On the opposing side, sensationalism, opportunism and ostracism are closely controlled by the non-Ismer practitioners of social schism. And poor old altruism, the doing of anything for other people for the sheer pleasure of doing it, seems to have been outlawed in Canada. As an -ISM on the plus side for Ismers, it is a non-contender, as are witticism and criticism.
Looks like we’ll have to be content with stoicism and survivalism.
The sheer range of -ISMs is depressing and frightening, because so many of them are currently undefined. I suspect that no one has yet had enough spare time to dream up neologisms to identify them formally.
And then there’s Multiculturalism. Do we even want to go there? Personally I don’t think Multiculturalism works. The only viable alternatives, however, seem to be Canadianism and nationalism, but neither of those appears to have attracted a lobby group yet.
The time has come, I believe, for Ismers to stand up and get organized in a spirit of fed-upism. But before the rocks come crashing through my windows, I have another -ISM for would-be stone throwers. It is solipsism — the absolute belief that your own opinions are the only really valid ones. I am no solipsist, but I doubt that I am the only Ismer who would enjoy the freedom to say what he really thinks without the threat of being pilloried as an elitist, a sociological misfit and a politically incorrect aberration.
January 3, 2016 @ 12:20 pm
Looks like we’ll have to be content with stoicism and survivalism.
My maternal roots lay in one tiny village in West Yorkshire. In fact the family I have left, still live in that village. The language they speak is pure Yorkshire. Never having moved anywhere outside of the fifty or so square miles of the village environs, the language they use to one another, remains, more often than not, a complete mystery to outsiders.
I find it sad that so many are loosing that speech pattern. Cow towing to “Americanisms”
A visit to the UK seems less a visit to see family and places, but rather than to see what we have here, in north America in all its fastfoodness isms.
Oh well, change is inevitable, mores the pity. Even I have bowed down to local convention and have almost lost my broad Yorkshire accent. But then no-one could understand my speech. At least my brother and his family, still living in the village of our ancestors, still speak with the “isms” of those early Viking ancestors, with broad Yorkshire accents.
January 30, 2016 @ 12:06 pm
Jack, pleased to read this comment, albeit long after you first published it.

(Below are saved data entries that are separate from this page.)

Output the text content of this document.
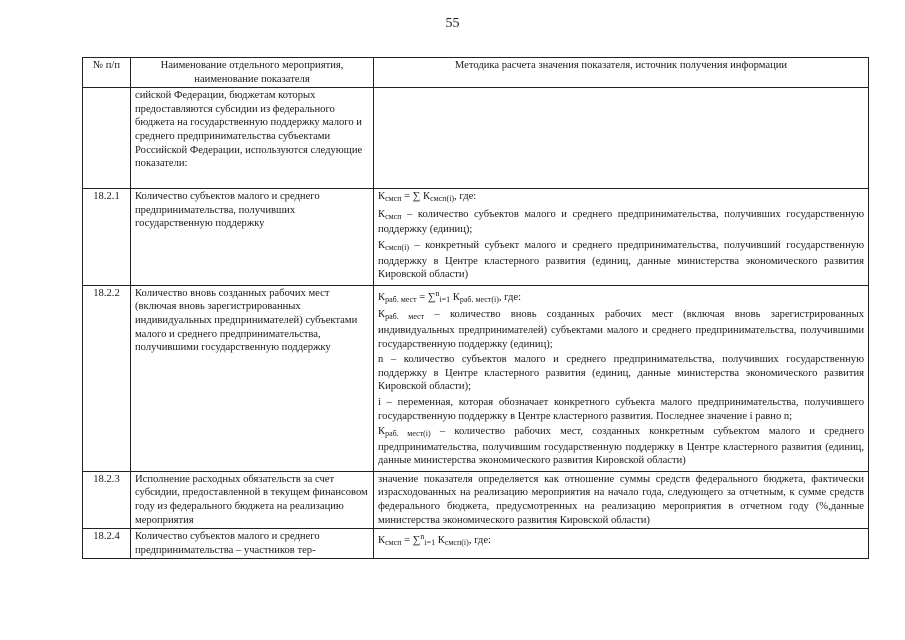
55
№ п/п	Наименование отдельного мероприятия, наименование показателя	Методика расчета значения показателя, источник получения информации
	сийской Федерации, бюджетам которых предоставляются субсидии из федерального бюджета на государственную поддержку малого и среднего предпринимательства субъектами Российской Федерации, используются следующие показатели:	
18.2.1	Количество субъектов малого и среднего предпринимательства, получивших государственную поддержку	$К_{смсп}$ = ∑ $К_{смсп(i)}$, где:

$К_{смсп}$ – количество субъектов малого и среднего предпринимательства, получивших государственную поддержку (единиц);

$К_{смсп(i)}$ – конкретный субъект малого и среднего предпринимательства, получивший государственную поддержку в Центре кластерного развития (единиц, данные министерства экономического развития Кировской области)

18.2.2	Количество вновь созданных рабочих мест (включая вновь зарегистрированных индивидуальных предпринимателей) субъектами малого и среднего предпринимательства, получившими государственную поддержку	$К_{раб. мест} = \sum^n_{i=1}$ $К_{раб. мест(i)}$, где:

$К_{раб. мест}$ – количество вновь созданных рабочих мест (включая вновь зарегистрированных индивидуальных предпринимателей) субъектами малого и среднего предпринимательства, получившими государственную поддержку (единиц);

n – количество субъектов малого и среднего предпринимательства, получивших государственную поддержку в Центре кластерного развития (единиц, данные министерства экономического развития Кировской области);

i – переменная, которая обозначает конкретного субъекта малого предпринимательства, получившего государственную поддержку в Центре кластерного развития. Последнее значение i равно n;

$К_{раб. мест(i)}$ – количество рабочих мест, созданных конкретным субъектом малого и среднего предпринимательства, получившим государственную поддержку в Центре кластерного развития (единиц, данные министерства экономического развития Кировской области)

18.2.3	Исполнение расходных обязательств за счет субсидии, предоставленной в текущем финансовом году из федерального бюджета на реализацию мероприятия	значение показателя определяется как отношение суммы средств федерального бюджета, фактически израсходованных на реализацию мероприятия на начало года, следующего за отчетным, к сумме средств федерального бюджета, предусмотренных на реализацию мероприятия в отчетном году (%,данные министерства экономического развития Кировской области)
18.2.4	Количество субъектов малого и среднего предпринимательства – участников тер-	$К_{смсп} = \sum^n_{i=1}$ $К_{смсп(i)}$, где:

I read an interesting essay not long ago, commenting on the inexplicable popularity of Donald Trump. The author’s position was that Trump says whatever pops into his head and damn the political correctness. He simply refuses to be silenced. So, according to this author, Trump’s support comes from the ‘silenced’ majority, people who are abused and immediately labeled with something ending in ‘ist’ or ‘phobic’ when they offer a dissenting opinion. The result is that there are many important discussions not being had. (Your point that multiculturalism is not working is an excellent example.)